Ghana’s president John Mahama unveiled a plan for visa-free travel between African countries in his keynote address to an international conference organized by the Pan-African Progressive Front to commemorate eighty years of the historic 5th Pan-African Congress.
November 23, 2025 by Pavan Kulkarni
Asserting the “inalienable right of Africans and people of African descent to full reparations” for “slavery, colonialism, apartheid, and systemic exploitation”, an international Pan-African conference on November 18 and 19 adopted the Accra Declaration on Reparatory Justice.
Mandating the establishment of a “Pan-African Reparatory Justice Coordinating Committee” and laying out the next steps to be taken, the Accra declaration signalled “a new era of coordinated global action on reparatory justice,” said the Pan-African Progressive Front (PPF).
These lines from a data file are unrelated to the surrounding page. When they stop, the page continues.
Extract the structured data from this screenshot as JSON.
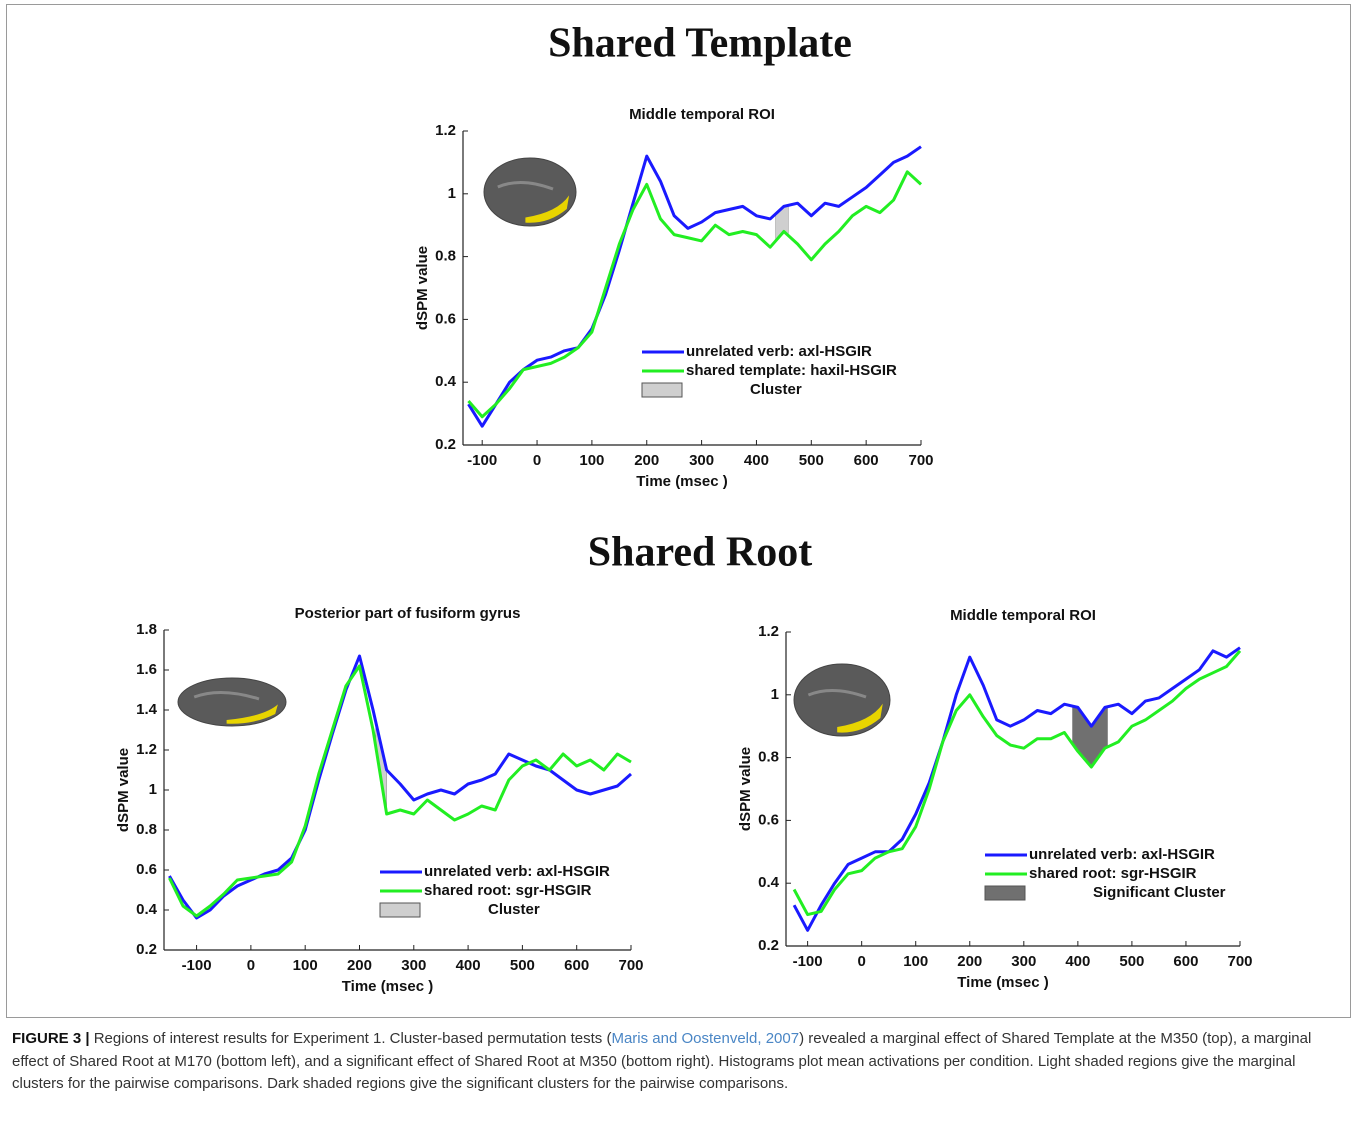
{
  "headings": [
    "Shared Template",
    "Shared Root"
  ],
  "chart_data": [
    {
      "type": "line",
      "title": "Middle temporal ROI",
      "xlabel": "Time (msec )",
      "ylabel": "dSPM value",
      "xlim": [
        -135,
        700
      ],
      "ylim": [
        0.2,
        1.2
      ],
      "xticks": [
        -100,
        0,
        100,
        200,
        300,
        400,
        500,
        600,
        700
      ],
      "yticks": [
        0.2,
        0.4,
        0.6,
        0.8,
        1,
        1.2
      ],
      "x": [
        -125,
        -100,
        -75,
        -50,
        -25,
        0,
        25,
        50,
        75,
        100,
        125,
        150,
        175,
        200,
        225,
        250,
        275,
        300,
        325,
        350,
        375,
        400,
        425,
        450,
        475,
        500,
        525,
        550,
        575,
        600,
        625,
        650,
        675,
        700
      ],
      "series": [
        {
          "name": "unrelated verb: axl-HSGIR",
          "color": "#1a1aff",
          "values": [
            0.33,
            0.26,
            0.33,
            0.4,
            0.44,
            0.47,
            0.48,
            0.5,
            0.51,
            0.57,
            0.68,
            0.82,
            0.97,
            1.12,
            1.04,
            0.93,
            0.89,
            0.91,
            0.94,
            0.95,
            0.96,
            0.93,
            0.92,
            0.96,
            0.97,
            0.93,
            0.97,
            0.96,
            0.99,
            1.02,
            1.06,
            1.1,
            1.12,
            1.15
          ]
        },
        {
          "name": "shared template: haxil-HSGIR",
          "color": "#22ee22",
          "values": [
            0.34,
            0.29,
            0.33,
            0.38,
            0.44,
            0.45,
            0.46,
            0.48,
            0.51,
            0.56,
            0.7,
            0.84,
            0.95,
            1.03,
            0.92,
            0.87,
            0.86,
            0.85,
            0.9,
            0.87,
            0.88,
            0.87,
            0.83,
            0.88,
            0.84,
            0.79,
            0.84,
            0.88,
            0.93,
            0.96,
            0.94,
            0.98,
            1.07,
            1.03
          ]
        }
      ],
      "cluster": {
        "name": "Cluster",
        "color": "#cfcfcf",
        "range": [
          435,
          458
        ]
      },
      "legend": "lower right"
    },
    {
      "type": "line",
      "title": "Posterior part of fusiform gyrus",
      "xlabel": "Time (msec )",
      "ylabel": "dSPM value",
      "xlim": [
        -160,
        700
      ],
      "ylim": [
        0.2,
        1.8
      ],
      "xticks": [
        -100,
        0,
        100,
        200,
        300,
        400,
        500,
        600,
        700
      ],
      "yticks": [
        0.2,
        0.4,
        0.6,
        0.8,
        1,
        1.2,
        1.4,
        1.6,
        1.8
      ],
      "x": [
        -150,
        -125,
        -100,
        -75,
        -50,
        -25,
        0,
        25,
        50,
        75,
        100,
        125,
        150,
        175,
        200,
        225,
        250,
        275,
        300,
        325,
        350,
        375,
        400,
        425,
        450,
        475,
        500,
        525,
        550,
        575,
        600,
        625,
        650,
        675,
        700
      ],
      "series": [
        {
          "name": "unrelated verb: axl-HSGIR",
          "color": "#1a1aff",
          "values": [
            0.57,
            0.45,
            0.36,
            0.4,
            0.47,
            0.52,
            0.55,
            0.58,
            0.6,
            0.66,
            0.8,
            1.05,
            1.28,
            1.5,
            1.67,
            1.4,
            1.1,
            1.03,
            0.95,
            0.98,
            1.0,
            0.98,
            1.03,
            1.05,
            1.08,
            1.18,
            1.15,
            1.12,
            1.1,
            1.05,
            1.0,
            0.98,
            1.0,
            1.02,
            1.08
          ]
        },
        {
          "name": "shared root: sgr-HSGIR",
          "color": "#22ee22",
          "values": [
            0.56,
            0.42,
            0.37,
            0.42,
            0.48,
            0.55,
            0.56,
            0.57,
            0.58,
            0.64,
            0.82,
            1.08,
            1.3,
            1.52,
            1.62,
            1.3,
            0.88,
            0.9,
            0.88,
            0.95,
            0.9,
            0.85,
            0.88,
            0.92,
            0.9,
            1.05,
            1.12,
            1.15,
            1.1,
            1.18,
            1.12,
            1.15,
            1.1,
            1.18,
            1.14
          ]
        }
      ],
      "cluster": {
        "name": "Cluster",
        "color": "#cfcfcf",
        "range": [
          230,
          250
        ]
      },
      "legend": "lower right"
    },
    {
      "type": "line",
      "title": "Middle temporal ROI",
      "xlabel": "Time (msec )",
      "ylabel": "dSPM value",
      "xlim": [
        -140,
        700
      ],
      "ylim": [
        0.2,
        1.2
      ],
      "xticks": [
        -100,
        0,
        100,
        200,
        300,
        400,
        500,
        600,
        700
      ],
      "yticks": [
        0.2,
        0.4,
        0.6,
        0.8,
        1,
        1.2
      ],
      "x": [
        -125,
        -100,
        -75,
        -50,
        -25,
        0,
        25,
        50,
        75,
        100,
        125,
        150,
        175,
        200,
        225,
        250,
        275,
        300,
        325,
        350,
        375,
        400,
        425,
        450,
        475,
        500,
        525,
        550,
        575,
        600,
        625,
        650,
        675,
        700
      ],
      "series": [
        {
          "name": "unrelated verb: axl-HSGIR",
          "color": "#1a1aff",
          "values": [
            0.33,
            0.25,
            0.33,
            0.4,
            0.46,
            0.48,
            0.5,
            0.5,
            0.54,
            0.62,
            0.72,
            0.85,
            1.0,
            1.12,
            1.03,
            0.92,
            0.9,
            0.92,
            0.95,
            0.94,
            0.97,
            0.96,
            0.9,
            0.96,
            0.97,
            0.94,
            0.98,
            0.99,
            1.02,
            1.05,
            1.08,
            1.14,
            1.12,
            1.15
          ]
        },
        {
          "name": "shared root: sgr-HSGIR",
          "color": "#22ee22",
          "values": [
            0.38,
            0.3,
            0.31,
            0.38,
            0.43,
            0.44,
            0.48,
            0.5,
            0.51,
            0.58,
            0.7,
            0.85,
            0.95,
            1.0,
            0.93,
            0.87,
            0.84,
            0.83,
            0.86,
            0.86,
            0.88,
            0.82,
            0.77,
            0.83,
            0.85,
            0.9,
            0.92,
            0.95,
            0.98,
            1.02,
            1.05,
            1.07,
            1.09,
            1.14
          ]
        }
      ],
      "cluster": {
        "name": "Significant Cluster",
        "color": "#707070",
        "range": [
          390,
          455
        ]
      },
      "legend": "lower right"
    }
  ],
  "caption": {
    "label": "FIGURE 3 |",
    "text_before": " Regions of interest results for Experiment 1. Cluster-based permutation tests (",
    "citation": "Maris and Oostenveld, 2007",
    "text_after": ") revealed a marginal effect of Shared Template at the M350 (top), a marginal effect of Shared Root at M170 (bottom left), and a significant effect of Shared Root at M350 (bottom right). Histograms plot mean activations per condition. Light shaded regions give the marginal clusters for the pairwise comparisons. Dark shaded regions give the significant clusters for the pairwise comparisons."
  }
}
A global platform undertaking research, advocacy, and grassroots mobilization to strengthen the Pan-African movement, the PPF organized this event to commemorate the 80th anniversary of the historic 5th Pan-African Congress in October 1945 in Manchester, England.
Over 250 delegates from across Africa and African communities in the Caribbean, the Americas, and Europe gathered for this conference at the Kwame Nkrumah Mausoleum in Ghana’s capital, Accra.”